Acosada por la censura o la autocensura, atenazada por la mirada escrutadora de la sociedad –que espera ver o leer lo “que no publican los medios controlados”- y sobre todo por los ojos censores de los políticos -protagonistas de la información que mayoritariamente se publica y por ende guardianes celosos de su imagen-, inmersa en la disyuntiva de ser un vehículo de información sin cortapisas al tiempo que empresa, la prensa no pasa por su mejor momento. Hacer periodismo u ofrecer a los lectores una publicación seria, equilibrada y socialmente útil equivale –valga la comparación- con el trabajo del alambrista del circo.
Si tradicionalmente ejercer el oficio de reportero implica acostumbrarse a pasar penurias económicas por los bajísimos sueldos de la profesión, o bregar diariamente por la nota oportuna, la declaración que se lleve los titulares del día siguiente, en medio de una feroz competencia de los compañeros de los otros medios, con las presiones del jefe de información, viviendo bajo el ojo vigilante de los comunicadores gubernamentales, la tarea es doblemente compleja ante lo peligroso que resulta ahondar en temas tabúes como el narcotráfico, las implicaciones de personajes varios del mundo político o policiaco con los criminales, las fortunas mal habidas de nuestros esforzados “servidores públicos”, los arreglos en lo oscurito para hacer negocios, las malas cuentas que dejaron gobernantes de no gratos recuerdos, entre tantos temas como quiera usted enlistar, el hecho concreto es que no es fácil dedicarse a esta tarea.

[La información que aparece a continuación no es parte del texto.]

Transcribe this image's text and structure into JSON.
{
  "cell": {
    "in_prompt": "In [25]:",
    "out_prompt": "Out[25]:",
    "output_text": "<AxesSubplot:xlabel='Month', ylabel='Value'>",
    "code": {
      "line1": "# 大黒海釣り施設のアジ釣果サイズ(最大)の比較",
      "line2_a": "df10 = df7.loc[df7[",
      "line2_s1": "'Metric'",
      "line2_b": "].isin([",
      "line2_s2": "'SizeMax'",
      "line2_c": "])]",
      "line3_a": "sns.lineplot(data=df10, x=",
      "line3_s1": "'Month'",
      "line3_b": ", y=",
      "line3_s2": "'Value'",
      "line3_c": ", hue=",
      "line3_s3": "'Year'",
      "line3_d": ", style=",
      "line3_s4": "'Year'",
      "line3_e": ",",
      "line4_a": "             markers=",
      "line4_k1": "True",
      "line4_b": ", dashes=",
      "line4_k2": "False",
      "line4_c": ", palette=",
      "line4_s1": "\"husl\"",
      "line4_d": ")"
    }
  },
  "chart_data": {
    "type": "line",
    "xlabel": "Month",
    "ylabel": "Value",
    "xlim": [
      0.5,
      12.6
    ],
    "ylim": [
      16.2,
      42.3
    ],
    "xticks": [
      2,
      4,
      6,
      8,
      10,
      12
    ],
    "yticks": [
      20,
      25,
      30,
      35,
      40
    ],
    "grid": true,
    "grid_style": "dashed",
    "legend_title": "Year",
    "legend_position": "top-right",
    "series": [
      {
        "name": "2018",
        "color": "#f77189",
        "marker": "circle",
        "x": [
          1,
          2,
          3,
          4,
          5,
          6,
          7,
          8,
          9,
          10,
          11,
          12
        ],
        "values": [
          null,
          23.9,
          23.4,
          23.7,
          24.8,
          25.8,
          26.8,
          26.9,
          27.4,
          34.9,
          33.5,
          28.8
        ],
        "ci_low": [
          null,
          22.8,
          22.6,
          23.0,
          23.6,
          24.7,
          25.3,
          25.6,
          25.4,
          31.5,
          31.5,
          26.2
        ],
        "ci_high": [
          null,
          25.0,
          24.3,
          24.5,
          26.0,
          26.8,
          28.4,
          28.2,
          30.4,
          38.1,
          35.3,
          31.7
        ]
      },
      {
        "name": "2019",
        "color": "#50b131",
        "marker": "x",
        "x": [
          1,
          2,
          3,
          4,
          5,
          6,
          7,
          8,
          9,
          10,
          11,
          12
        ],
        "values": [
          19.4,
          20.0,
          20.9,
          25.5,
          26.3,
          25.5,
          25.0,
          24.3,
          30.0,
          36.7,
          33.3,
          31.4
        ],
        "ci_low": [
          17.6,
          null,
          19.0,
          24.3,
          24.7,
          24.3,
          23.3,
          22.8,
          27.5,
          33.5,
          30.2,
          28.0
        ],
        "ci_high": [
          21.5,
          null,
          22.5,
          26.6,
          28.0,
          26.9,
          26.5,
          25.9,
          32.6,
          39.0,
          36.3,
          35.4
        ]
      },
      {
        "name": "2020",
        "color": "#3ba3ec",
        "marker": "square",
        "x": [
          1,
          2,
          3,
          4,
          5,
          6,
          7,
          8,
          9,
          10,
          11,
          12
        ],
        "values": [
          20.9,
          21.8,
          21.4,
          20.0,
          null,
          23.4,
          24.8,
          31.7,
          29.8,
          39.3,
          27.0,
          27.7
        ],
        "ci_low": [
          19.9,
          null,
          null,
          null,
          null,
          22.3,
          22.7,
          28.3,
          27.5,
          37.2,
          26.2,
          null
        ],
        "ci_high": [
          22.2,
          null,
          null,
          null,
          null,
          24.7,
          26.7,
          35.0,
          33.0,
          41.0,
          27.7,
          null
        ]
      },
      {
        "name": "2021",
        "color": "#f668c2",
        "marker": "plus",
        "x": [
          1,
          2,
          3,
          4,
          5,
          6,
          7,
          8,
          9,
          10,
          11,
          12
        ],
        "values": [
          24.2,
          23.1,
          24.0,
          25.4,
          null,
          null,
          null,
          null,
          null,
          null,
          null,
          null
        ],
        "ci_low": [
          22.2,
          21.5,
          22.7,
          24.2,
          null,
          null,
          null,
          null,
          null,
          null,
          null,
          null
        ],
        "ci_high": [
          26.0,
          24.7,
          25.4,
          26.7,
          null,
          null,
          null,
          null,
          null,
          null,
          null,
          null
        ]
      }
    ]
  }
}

Los editores de medios, en tanto empresarios de la comunicación, cargan sobre sus hombros una enorme responsabilidad: hacer el periodismo que sirve a la gente, que le informa y le ayuda a formar opinión, y conciliar esa línea editorial, indispensable para la vida democrática, con la difusión de la publicidad gubernamental, especialmente cuando desde las oficinas de comunicación oficiales se piensa muchas veces que con los convenios publicitarios va incluida la subordinación del medio, la supresión de la crítica y la conversión del diario, el semanario o la página web de que se trate, en apéndice de las gacetas o diarios oficiales. Lograr esa buena relación con los centros de poder político o económico, que son sus anunciantes, sin convertirse en prensa panfletaria no es tarea sencilla. Precisa de dosis importantes de sensibilidad de los editores, de equilibrio informativo, así como, debe reconocerse, de apertura, tolerancia y talante democrático de la otra parte.

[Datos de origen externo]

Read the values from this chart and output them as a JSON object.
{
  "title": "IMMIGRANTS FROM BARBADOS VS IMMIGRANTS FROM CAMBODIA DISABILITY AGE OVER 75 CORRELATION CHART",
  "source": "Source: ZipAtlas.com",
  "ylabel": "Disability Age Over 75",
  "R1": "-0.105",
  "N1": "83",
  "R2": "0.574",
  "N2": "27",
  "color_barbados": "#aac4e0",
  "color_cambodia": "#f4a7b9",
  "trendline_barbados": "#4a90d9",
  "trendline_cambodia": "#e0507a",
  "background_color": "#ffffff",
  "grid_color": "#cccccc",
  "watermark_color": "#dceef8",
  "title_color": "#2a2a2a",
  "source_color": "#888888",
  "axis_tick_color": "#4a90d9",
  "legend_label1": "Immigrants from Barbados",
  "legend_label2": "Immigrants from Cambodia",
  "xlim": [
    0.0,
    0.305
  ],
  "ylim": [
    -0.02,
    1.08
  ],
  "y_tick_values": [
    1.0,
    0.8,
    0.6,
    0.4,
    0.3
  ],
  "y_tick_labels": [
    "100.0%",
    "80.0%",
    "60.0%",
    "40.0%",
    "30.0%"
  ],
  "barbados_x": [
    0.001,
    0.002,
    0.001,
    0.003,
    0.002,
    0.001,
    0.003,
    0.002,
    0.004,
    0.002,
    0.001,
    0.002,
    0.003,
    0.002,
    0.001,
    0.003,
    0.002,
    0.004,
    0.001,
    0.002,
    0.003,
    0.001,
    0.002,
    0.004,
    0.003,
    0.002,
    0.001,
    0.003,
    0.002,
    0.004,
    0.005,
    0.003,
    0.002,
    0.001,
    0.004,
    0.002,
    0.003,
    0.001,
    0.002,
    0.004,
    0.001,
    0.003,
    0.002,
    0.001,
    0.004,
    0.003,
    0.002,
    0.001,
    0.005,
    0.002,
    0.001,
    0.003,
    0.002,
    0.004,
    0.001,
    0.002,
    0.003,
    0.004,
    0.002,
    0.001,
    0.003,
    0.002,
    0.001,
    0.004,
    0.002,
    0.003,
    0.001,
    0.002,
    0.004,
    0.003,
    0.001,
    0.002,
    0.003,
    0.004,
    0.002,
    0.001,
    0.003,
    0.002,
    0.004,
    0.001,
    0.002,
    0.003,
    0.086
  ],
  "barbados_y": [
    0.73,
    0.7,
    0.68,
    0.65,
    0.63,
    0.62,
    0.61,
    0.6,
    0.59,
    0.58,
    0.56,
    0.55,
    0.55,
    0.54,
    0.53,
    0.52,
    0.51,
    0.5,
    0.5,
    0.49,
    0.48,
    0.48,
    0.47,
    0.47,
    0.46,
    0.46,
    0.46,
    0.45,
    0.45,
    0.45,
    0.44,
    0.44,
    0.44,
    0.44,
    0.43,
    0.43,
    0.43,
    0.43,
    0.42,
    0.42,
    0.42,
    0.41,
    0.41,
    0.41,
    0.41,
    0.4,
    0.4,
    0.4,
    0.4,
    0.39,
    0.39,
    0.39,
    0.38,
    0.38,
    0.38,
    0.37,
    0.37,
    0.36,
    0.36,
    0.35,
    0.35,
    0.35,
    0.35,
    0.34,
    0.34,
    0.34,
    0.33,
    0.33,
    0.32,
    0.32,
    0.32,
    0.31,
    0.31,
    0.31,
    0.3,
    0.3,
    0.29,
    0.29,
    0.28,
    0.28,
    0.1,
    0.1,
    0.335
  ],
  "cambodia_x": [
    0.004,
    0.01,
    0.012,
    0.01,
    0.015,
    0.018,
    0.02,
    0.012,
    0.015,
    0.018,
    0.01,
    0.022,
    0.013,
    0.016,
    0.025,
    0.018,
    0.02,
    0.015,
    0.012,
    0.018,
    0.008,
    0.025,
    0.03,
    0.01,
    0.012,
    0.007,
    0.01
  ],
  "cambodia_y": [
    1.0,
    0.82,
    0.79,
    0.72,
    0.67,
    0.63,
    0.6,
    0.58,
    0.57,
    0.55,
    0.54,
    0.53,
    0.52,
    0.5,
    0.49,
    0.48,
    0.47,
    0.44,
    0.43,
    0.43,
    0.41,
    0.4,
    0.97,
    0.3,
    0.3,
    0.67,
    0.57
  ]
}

En nuestro país por tradición la relación prensa-gobierno es complicada, como fluida y positiva es la relación prensa-ciudadano, cuando se puede y se sabe dar. Me explico: En el primer caso pesa mucho la propensión natural del empresario editor a eliminar toda referencia a temas incómodos o aceptar la respetuosa sugerencia para que se mande a páginas interiores o que de plano se suprima la nota o columna molesta. En tanto que en el segundo caso, la recepción por parte del ciudadano de la información, cuando supera esas barreras de contención propias o ajenas, es notablemente bienvenida. Y la credibilidad e influencia del medio –que desde luego se traduce en más lectores, buenas referencias, anunciantes y la búsqueda o espera de la más reciente edición por su público lector- es su mayor recompensa.
Creo que ahí radica la mayor satisfacción de quienes ejercen el periodismo, de los editores, de todo aquel comunicador combativo que hace de este oficio una pasión de vida y una cruzada permanente por la objetividad y la búsqueda de información que realmente sirva a la gente y que haga posible el formar opinión.

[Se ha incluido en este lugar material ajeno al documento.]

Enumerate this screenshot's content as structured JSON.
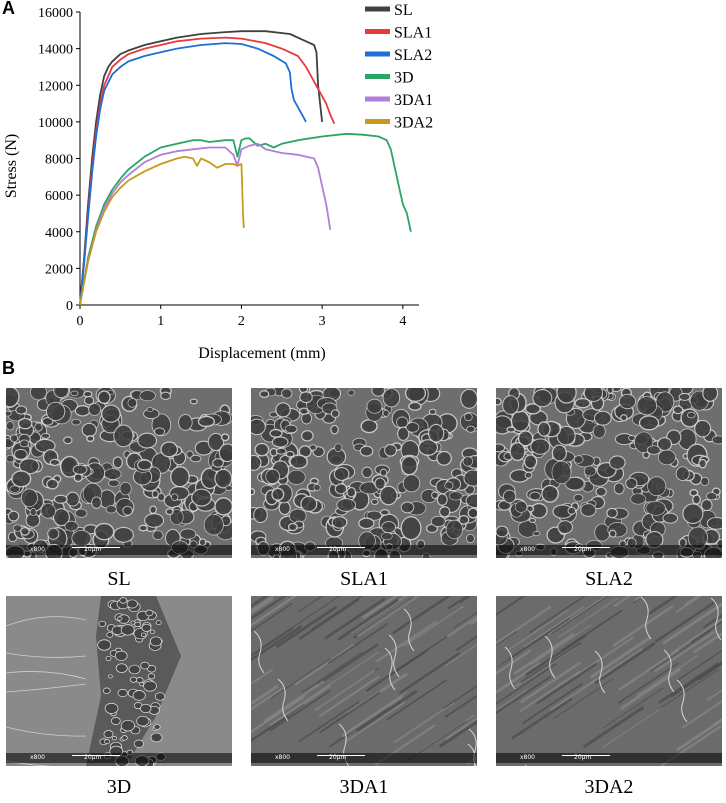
{
  "panel_a": {
    "letter": "A"
  },
  "panel_b": {
    "letter": "B"
  },
  "chart_data": {
    "type": "line",
    "title": "",
    "xlabel": "Displacement (mm)",
    "ylabel": "Stress (N)",
    "xlim": [
      0,
      4.2
    ],
    "ylim": [
      0,
      16000
    ],
    "xticks": [
      0,
      1,
      2,
      3,
      4
    ],
    "yticks": [
      0,
      2000,
      4000,
      6000,
      8000,
      10000,
      12000,
      14000,
      16000
    ],
    "grid": false,
    "legend_position": "top-right",
    "series": [
      {
        "name": "SL",
        "color": "#404040",
        "x": [
          0,
          0.05,
          0.1,
          0.15,
          0.2,
          0.25,
          0.3,
          0.35,
          0.4,
          0.5,
          0.6,
          0.8,
          1.0,
          1.2,
          1.5,
          1.8,
          2.0,
          2.3,
          2.6,
          2.8,
          2.9,
          2.93,
          2.95,
          3.0
        ],
        "y": [
          0,
          2500,
          5500,
          8000,
          10000,
          11500,
          12500,
          13000,
          13300,
          13700,
          13900,
          14200,
          14400,
          14600,
          14800,
          14900,
          14950,
          14950,
          14800,
          14400,
          14200,
          13800,
          12000,
          10000
        ]
      },
      {
        "name": "SLA1",
        "color": "#e8393f",
        "x": [
          0,
          0.05,
          0.1,
          0.15,
          0.2,
          0.25,
          0.3,
          0.4,
          0.5,
          0.6,
          0.8,
          1.0,
          1.2,
          1.5,
          1.8,
          2.0,
          2.3,
          2.5,
          2.7,
          2.8,
          2.9,
          3.0,
          3.05,
          3.1,
          3.15
        ],
        "y": [
          0,
          2300,
          5000,
          7500,
          9500,
          11000,
          12000,
          13000,
          13400,
          13700,
          14000,
          14200,
          14400,
          14550,
          14600,
          14550,
          14300,
          14000,
          13600,
          13000,
          12200,
          11400,
          11000,
          10400,
          9900
        ]
      },
      {
        "name": "SLA2",
        "color": "#1f6fd6",
        "x": [
          0,
          0.05,
          0.1,
          0.15,
          0.2,
          0.25,
          0.3,
          0.4,
          0.5,
          0.6,
          0.8,
          1.0,
          1.2,
          1.5,
          1.8,
          2.0,
          2.2,
          2.4,
          2.55,
          2.6,
          2.62,
          2.65,
          2.7,
          2.75,
          2.8
        ],
        "y": [
          0,
          2200,
          4800,
          7200,
          9200,
          10700,
          11700,
          12600,
          13000,
          13300,
          13600,
          13800,
          14000,
          14200,
          14300,
          14250,
          14000,
          13600,
          13200,
          12700,
          11800,
          11200,
          10800,
          10400,
          10000
        ]
      },
      {
        "name": "3D",
        "color": "#2aa567",
        "x": [
          0,
          0.05,
          0.1,
          0.2,
          0.3,
          0.4,
          0.5,
          0.6,
          0.8,
          1.0,
          1.2,
          1.4,
          1.5,
          1.6,
          1.8,
          1.9,
          1.95,
          2.0,
          2.05,
          2.1,
          2.2,
          2.3,
          2.4,
          2.5,
          2.7,
          3.0,
          3.3,
          3.5,
          3.7,
          3.8,
          3.85,
          3.9,
          3.95,
          4.0,
          4.05,
          4.1
        ],
        "y": [
          0,
          1300,
          2600,
          4300,
          5500,
          6300,
          6900,
          7400,
          8100,
          8600,
          8800,
          9000,
          9000,
          8900,
          9000,
          9000,
          8100,
          9000,
          9100,
          9100,
          8700,
          8800,
          8600,
          8800,
          9000,
          9200,
          9350,
          9300,
          9200,
          9000,
          8500,
          7500,
          6500,
          5500,
          5000,
          4000
        ]
      },
      {
        "name": "3DA1",
        "color": "#b07fd9",
        "x": [
          0,
          0.05,
          0.1,
          0.2,
          0.3,
          0.4,
          0.5,
          0.6,
          0.8,
          1.0,
          1.2,
          1.4,
          1.6,
          1.8,
          1.9,
          1.95,
          2.0,
          2.1,
          2.2,
          2.3,
          2.5,
          2.7,
          2.9,
          2.95,
          3.0,
          3.05,
          3.08,
          3.1
        ],
        "y": [
          0,
          1200,
          2400,
          4100,
          5300,
          6100,
          6700,
          7100,
          7800,
          8200,
          8400,
          8500,
          8600,
          8600,
          8200,
          7600,
          8500,
          8700,
          8800,
          8500,
          8300,
          8200,
          8000,
          7500,
          6500,
          5500,
          4700,
          4100
        ]
      },
      {
        "name": "3DA2",
        "color": "#c89a1c",
        "x": [
          0,
          0.05,
          0.1,
          0.2,
          0.3,
          0.4,
          0.5,
          0.6,
          0.8,
          1.0,
          1.2,
          1.3,
          1.4,
          1.45,
          1.5,
          1.6,
          1.7,
          1.8,
          1.9,
          1.95,
          2.0,
          2.01,
          2.02,
          2.03
        ],
        "y": [
          0,
          1200,
          2400,
          4000,
          5100,
          5900,
          6400,
          6800,
          7300,
          7700,
          8000,
          8100,
          8000,
          7600,
          8000,
          7800,
          7500,
          7700,
          7700,
          7600,
          7700,
          6500,
          5000,
          4200
        ]
      }
    ]
  },
  "sem": {
    "images": [
      {
        "label": "SL",
        "magnification": "x800",
        "scale": "20μm",
        "style": "dimpled"
      },
      {
        "label": "SLA1",
        "magnification": "x800",
        "scale": "20μm",
        "style": "dimpled"
      },
      {
        "label": "SLA2",
        "magnification": "x800",
        "scale": "20μm",
        "style": "dimpled"
      },
      {
        "label": "3D",
        "magnification": "x800",
        "scale": "20μm",
        "style": "mixed"
      },
      {
        "label": "3DA1",
        "magnification": "x800",
        "scale": "20μm",
        "style": "smooth"
      },
      {
        "label": "3DA2",
        "magnification": "x800",
        "scale": "20μm",
        "style": "smooth"
      }
    ]
  }
}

Una democracia plena como la que aspiramos a consolidar, con ciudadanos informados, críticos y participativos, precisa justamente de esa clase de periodismo: el que está al servicio de ellos y no de los intereses de poder.
Nota: Esta columna la publiqué hace un par de años en esta fecha, y al releerla, decidí volver a ponerla a su consideración. Sigo en lo dicho.
La libertad de expresión y de prensa es de quien la trabaja.